若き13代目は、売り場に置かれたワゴンを悔しい思いで見つめるしかなかった。
「思いを込めて商品をつくり、ネームタグをつけました。自分たちはそれだけで立派なブランドだと思っているのですが、お客様にはその思いが全然届いていないんです。流通過程を経るごとに、伝えようとしていたことがどんどん削り取られていく。つまり、マーケティング的に『売れそうな商品』をつくっただけでは駄目なんですよ」
そもそも、消費者調査など教科書的なマーケティングを展開するのは中小企業には荷が重く、一方、期待する売上高もほどほどだ。それなら、あえて市場のご機嫌を取るようなことをしなくても、自分たちがよいと信じた商品を売ればいい――。
そう思い至ったところで、やるべきことが見えてきた。マーケティングではなくブランディングを徹底する。そのための手段は、直営店を増やし、自分たちの手で売ることだ。
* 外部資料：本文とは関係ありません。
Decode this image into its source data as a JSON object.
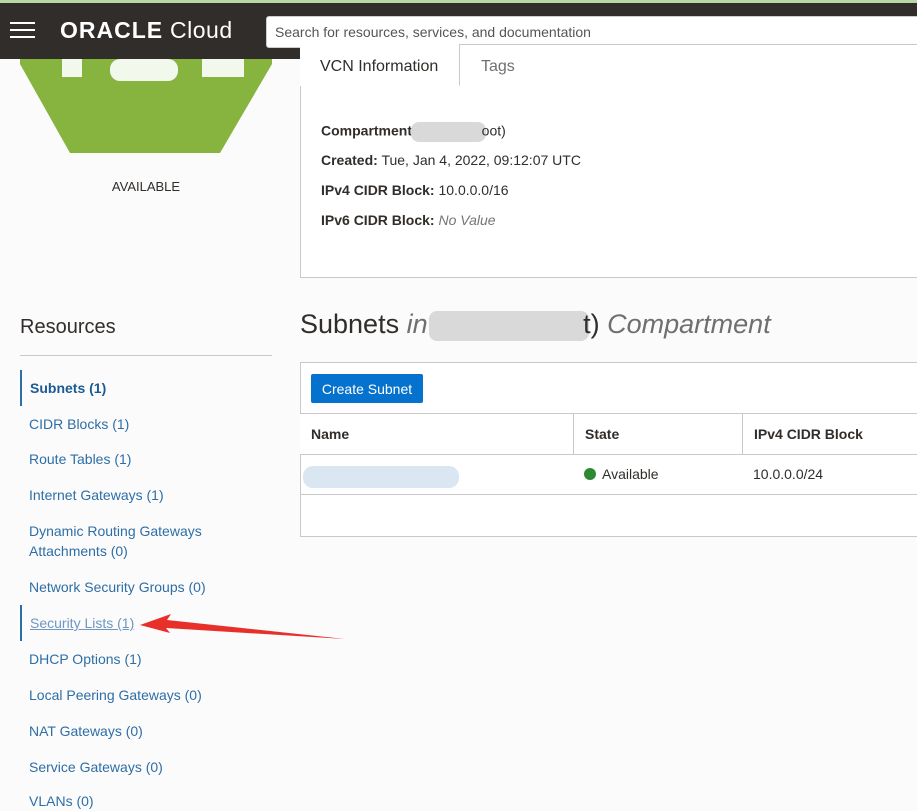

「大企業ならテレビCMを打つこともブランディングの一つのやり方です。でも中小にはそれができない。規模の大小にかかわらず一番効果的なのは『自分たちの手で売る』こと。だから直営店を出そうと考えました」
野暮をいえば、一般にはマーケティングの一要素と位置づけられるのがブランディングだ。しかし、中川氏はこれらの用語に独自の定義を与え、進むべき道を明確にしたのである。
「マーケティングはあくまでも市場起点の考え方です。市場のどこにチャンスがあるかを見つけ出し、そこに対して商品を当てはめていく。しかし、ブランディングは『自分たち起点』です。自分たちはこうありたいという姿が最初にあって、商品や売り方などを通じてそれを表現していくのです」
といっても、売り手側の独りよがりではお客にそっぽを向かれるだけだ。モノがあふれるこの時代、消費者が商品を手に取るのは「価値観や思想への共感があるから」(中川氏)。だから新技術やスペックに頼らず、世界観や思想を打ち出していく。
「遊 中川」というブランドなら、それは「日本古来の文化・風習、趣ある遊び心」だ。これが中川氏の思い描く「自分たち起点」だった。